Gene therapies also rely on certain viruses to shuttle genetic material into cells, a process that carries its own set of potential risks. Research indicates that some of these viruses, like gammaretroviruses and lentiviruses, can insert themselves into DNA near genes that can cause cancer. Four children in a French gene therapy study who were initially cured of a rare immune disorder many years ago later developed leukemia, for instance. One of them died in 2003.
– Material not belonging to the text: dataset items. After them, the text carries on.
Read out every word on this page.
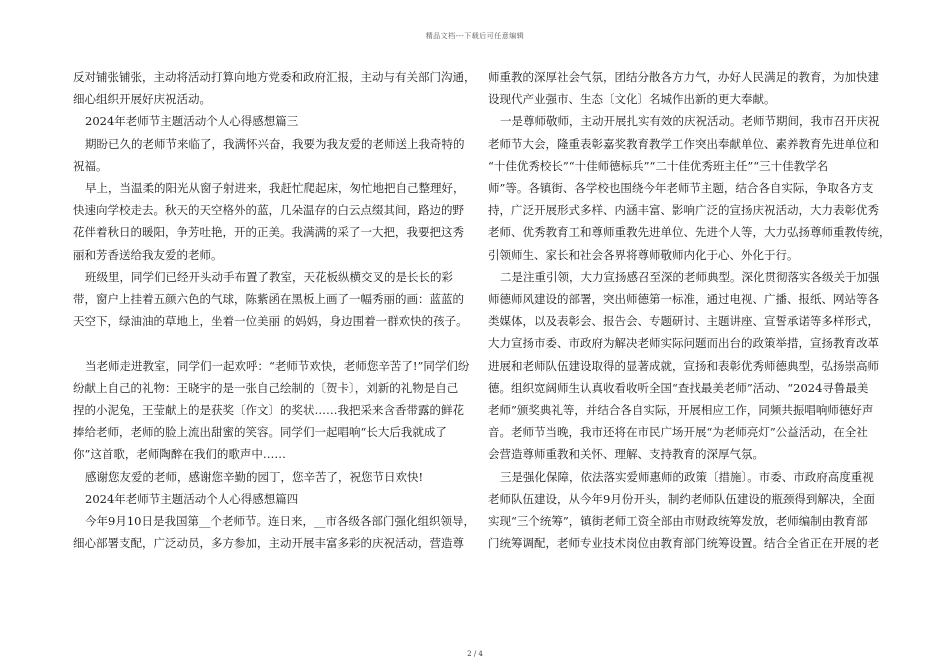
精品文档---下载后可任意编辑

反对铺张铺张，主动将活动打算向地方党委和政府汇报，主动与有关部门沟通，

细心组织开展好庆祝活动。

2024年老师节主题活动个人心得感想篇三

期盼已久的老师节来临了，我满怀兴奋，我要为我友爱的老师送上我奇特的

祝福。

早上，当温柔的阳光从窗子射进来，我赶忙爬起床，匆忙地把自己整理好，

快速向学校走去。秋天的天空格外的蓝，几朵温存的白云点缀其间，路边的野

花伴着秋日的暖阳，争芳吐艳，开的正美。我满满的采了一大把，我要把这秀

丽和芳香送给我友爱的老师。

班级里，同学们已经开头动手布置了教室，天花板纵横交叉的是长长的彩

带，窗户上挂着五颜六色的气球，陈紫函在黑板上画了一幅秀丽的画：蓝蓝的

天空下，绿油油的草地上，坐着一位美丽 的妈妈，身边围着一群欢快的孩子。

当老师走进教室，同学们一起欢呼：“老师节欢快，老师您辛苦了!”同学们纷

纷献上自己的礼物：王晓宇的是一张自己绘制的〔贺卡〕，刘新的礼物是自己

捏的小泥兔，王莹献上的是获奖〔作文〕的奖状……我把采来含香带露的鲜花

捧给老师，老师的脸上流出甜蜜的笑容。同学们一起唱响“长大后我就成了

你”这首歌，老师陶醉在我们的歌声中……

感谢您友爱的老师，感谢您辛勤的园丁，您辛苦了，祝您节日欢快!

2024年老师节主题活动个人心得感想篇四

今年9月10日是我国第__个老师节。连日来，__市各级各部门强化组织领导，

细心部署支配，广泛动员，多方参加，主动开展丰富多彩的庆祝活动，营造尊

师重教的深厚社会气氛，团结分散各方力气，办好人民满足的教育，为加快建

设现代产业强市、生态〔文化〕名城作出新的更大奉献。

一是尊师敬师，主动开展扎实有效的庆祝活动。老师节期间，我市召开庆祝

老师节大会，隆重表彰嘉奖教育教学工作突出奉献单位、素养教育先进单位和

“十佳优秀校长”“十佳师德标兵”“二十佳优秀班主任”“三十佳教学名

师”等。各镇街、各学校也围绕今年老师节主题，结合各自实际，争取各方支

持，广泛开展形式多样、内涵丰富、影响广泛的宣扬庆祝活动，大力表彰优秀

老师、优秀教育工和尊师重教先进单位、先进个人等，大力弘扬尊师重教传统，

引领师生、家长和社会各界将尊师敬师内化于心、外化于行。

二是注重引领，大力宣扬感召至深的老师典型。深化贯彻落实各级关于加强

师德师风建设的部署，突出师德第一标准，通过电视、广播、报纸、网站等各

类媒体，以及表彰会、报告会、专题研讨、主题讲座、宣誓承诺等多样形式，

大力宣扬市委、市政府为解决老师实际问题而出台的政策举措，宣扬教育改革

进展和老师队伍建设取得的显著成就，宣扬和表彰优秀师德典型，弘扬崇高师

德。组织宽阔师生认真收看收听全国“查找最美老师”活动、“2024寻鲁最美

老师”颁奖典礼等，并结合各自实际，开展相应工作，同频共振唱响师德好声

音。老师节当晚，我市还将在市民广场开展“为老师亮灯”公益活动，在全社

会营造尊师重教和关怀、理解、支持教育的深厚气氛。

三是强化保障，依法落实爱师惠师的政策〔措施〕。市委、市政府高度重视

老师队伍建设，从今年9月份开头，制约老师队伍建设的瓶颈得到解决，全面

实现“三个统筹”，镇街老师工资全部由市财政统筹发放，老师编制由教育部

门统筹调配，老师专业技术岗位由教育部门统筹设置。结合全省正在开展的老

2 / 4
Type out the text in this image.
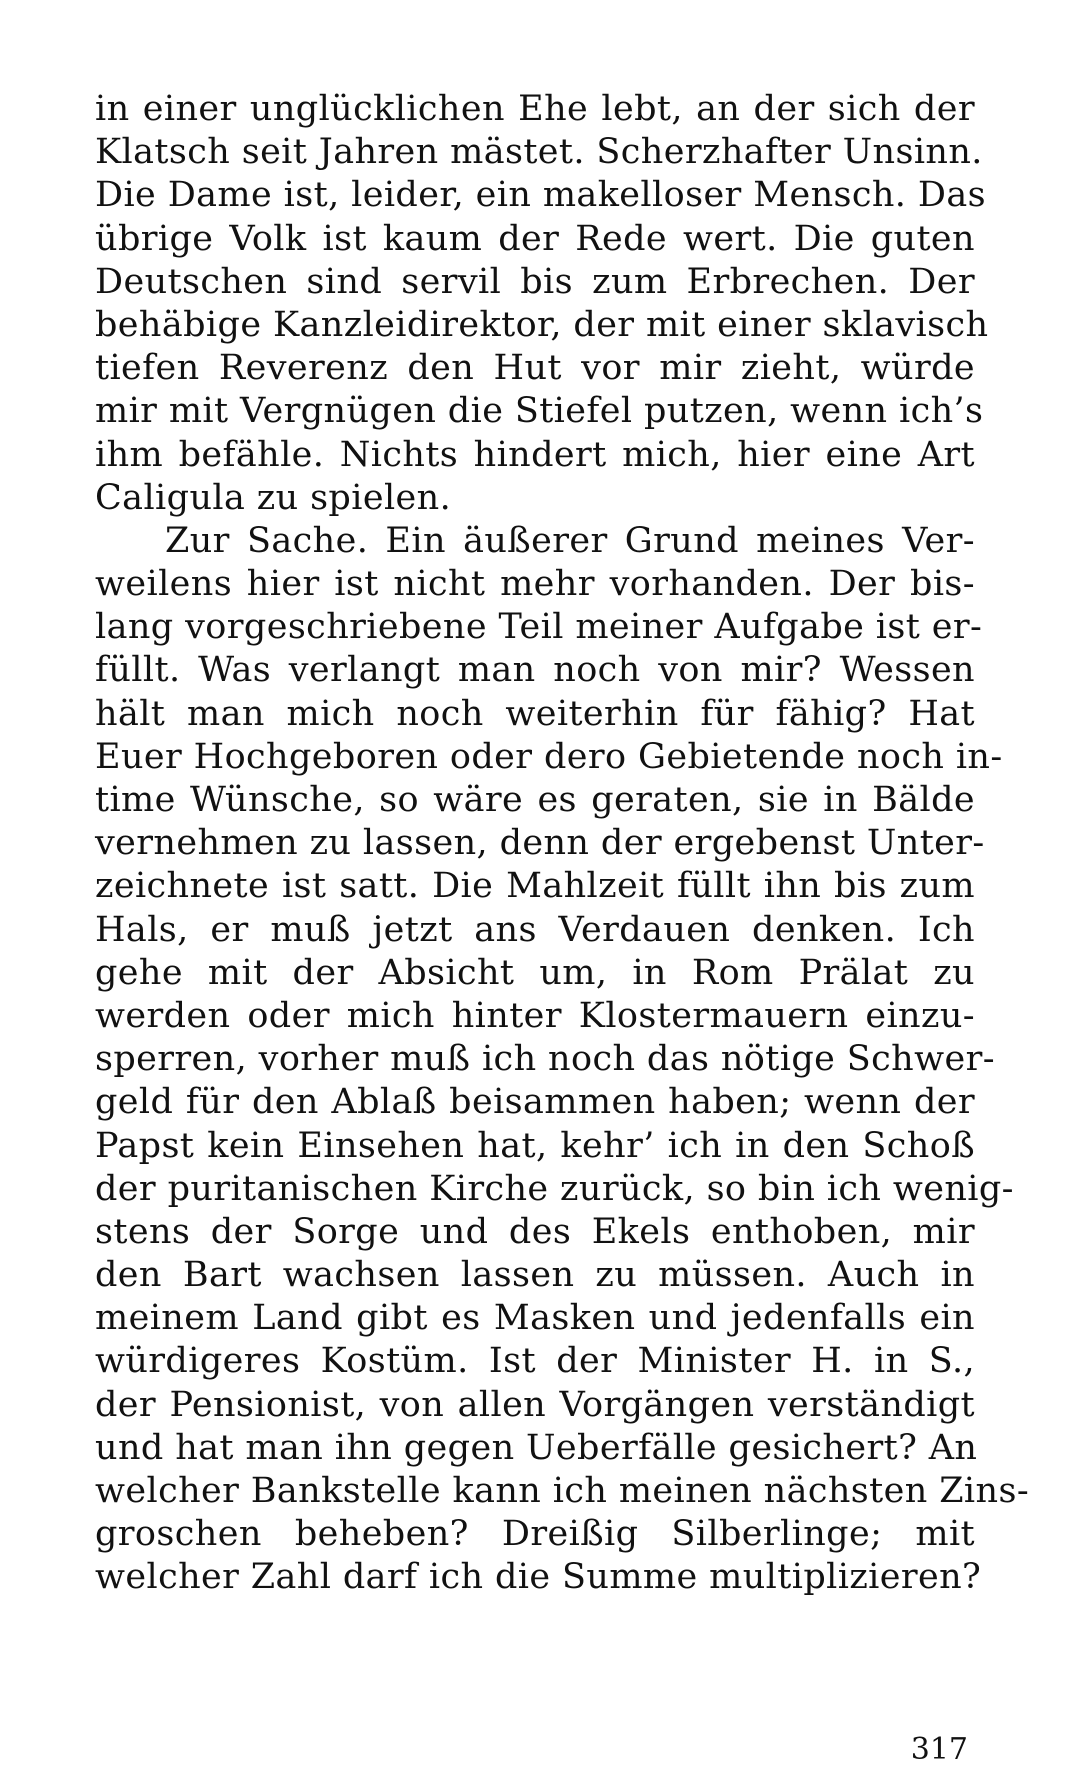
in einer unglücklichen Ehe lebt, an der sich der
Klatsch seit Jahren mästet. Scherzhafter Unsinn.
Die Dame ist, leider, ein makelloser Mensch. Das
übrige Volk ist kaum der Rede wert. Die guten
Deutschen sind servil bis zum Erbrechen. Der
behäbige Kanzleidirektor, der mit einer sklavisch
tiefen Reverenz den Hut vor mir zieht, würde
mir mit Vergnügen die Stiefel putzen, wenn ich’s
ihm befähle. Nichts hindert mich, hier eine Art
Caligula zu spielen.
Zur Sache. Ein äußerer Grund meines Ver-
weilens hier ist nicht mehr vorhanden. Der bis-
lang vorgeschriebene Teil meiner Aufgabe ist er-
füllt. Was verlangt man noch von mir? Wessen
hält man mich noch weiterhin für fähig? Hat
Euer Hochgeboren oder dero Gebietende noch in-
time Wünsche, so wäre es geraten, sie in Bälde
vernehmen zu lassen, denn der ergebenst Unter-
zeichnete ist satt. Die Mahlzeit füllt ihn bis zum
Hals, er muß jetzt ans Verdauen denken. Ich
gehe mit der Absicht um, in Rom Prälat zu
werden oder mich hinter Klostermauern einzu-
sperren, vorher muß ich noch das nötige Schwer-
geld für den Ablaß beisammen haben; wenn der
Papst kein Einsehen hat, kehr’ ich in den Schoß
der puritanischen Kirche zurück, so bin ich wenig-
stens der Sorge und des Ekels enthoben, mir
den Bart wachsen lassen zu müssen. Auch in
meinem Land gibt es Masken und jedenfalls ein
würdigeres Kostüm. Ist der Minister H. in S.,
der Pensionist, von allen Vorgängen verständigt
und hat man ihn gegen Ueberfälle gesichert? An
welcher Bankstelle kann ich meinen nächsten Zins-
groschen beheben? Dreißig Silberlinge; mit
welcher Zahl darf ich die Summe multiplizieren?
317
Developers have hoped treatments made with adeno-associated viruses, or AAVs, would be a safer option, as the thinking goes it’s rare for these viruses to integrate with human DNA. Indeed, many of the gene therapies currently in development use a type of AAV — as do Roche’s Luxturna and Novartis’ Zolgensma, the two available in the U.S.

That theory could take a hit, though, if investigators find a link between AMT-061 and the cancer case seen in UniQure’s study.

“We’re taking this matter very seriously,” Kapusta said on a Monday morning call with investors, noting that, to UniQure’s knowledge, there have been no other reports of HCC in other AAV gene therapy studies.

Kapusta said the patient in question was dosed with AMT-061 in October 2019. Sometime before December of this year, an ultrasound detected a new liver lesion suspected of being HCC. UniQure notified the FDA of the situation in mid-December, which then led the regulator to halt the program last week.

A complete surgical resection of the lesion is scheduled for this week to confirm the HCC diagnosis and help determine any potential contribution from UniQure’s therapy. Kapusta said a full investigation is underway and should take one to three months to complete.

In spite of the investigation, UniQure still expects to submit AMT-061 for approval in the second half of 2021, following a meeting with the FDA early next year. The company noted that dosing is complete in each of its three hemophilia B gene therapy studies, and there are not plans to enroll or treat more patients.

“At this stage, we don’t know the etiology of this lesion,” Graham Foster, a professor of hepatology at Queen Mary University of London, said during UniQure’s Monday call. “I don’t for one moment want to suggest that there could not be an association with gene therapy. But I do want to put the risk in perspective.”

Earlier this year, UniQure sold off the rights to AMT-061 in the hemophilia B indication to CSL Behring for $450 million in cash. Kapusta said the only break clause in the deal is if antitrust regulators stand in the way — meaning CSL can’t pull out because of the clinical hold.

UniQure shares were trading at just under $37 Monday morning, reflecting a 20% decline from Friday’s close of market price. Roche and BioMarin Pharmaceutical, two more prominent companies trying to treat hemophilia with AAV gene therapy, also had stock dips of about 3% to 4%.